ID: 1190507 • Letter: A

Question

a. Consider the iron ore production industry, and assume that there are just two producers, FM and BHP. Initially assume that both firms are identical in terms of their production costs. If the two firms can cooperate, what should they do in order to maximise industry profits? How does your answer change if: (i) price discrimination is feasible; or (ii) the two firms have different costs of production? If you are working as a consultant for the ACCC, how would you view cooperation between the two iron ore producers?

b. Thinking more broadly than iron ore, how can two oligopolists try to avoid being caught in a competitive outcome?

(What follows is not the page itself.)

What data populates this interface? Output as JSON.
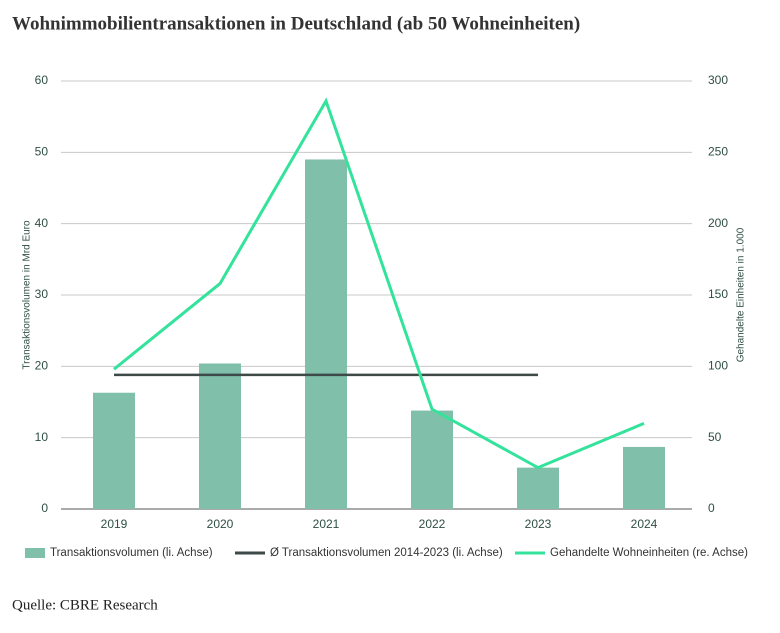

Are any of these relevant for the iron ore industry?

Explanation / Answer

a.If the two firms can cooperate then in order to maximize their profits they must collaborate. In the previous case the cost structure is exactly same thus the price will be equal to the marginal cost and thus there would be no profits. If one were to keep the price even a little higher above the marginal cost he would lose the entire market. If the decide to collaborate they can together keep the price a level x above the marginal cost and share the profits.

i. If price discrimination is possible the profits would rise further, because with right targeting we can pull up the prices higher and higher based on the willingness to pay of the customers

ii. if the two firms have differing cost structures it is possible for the firm with the lower cost structure to capture the entire market and still make profits. He can keep the price a little lower than the marginal cost of the other firm and have the whole market. So in this case collaboration is not a good deal for him. He should be given an incentive to get into such collaboration.

b.In an iron ore market we can have an oligopolistic market structure and earn higher profits than competitive markets. The collaboration can help keep prices above marginal cost and give profits to both. In case cost structures differ the lower cost company must be given incentive to participate in the collaboration.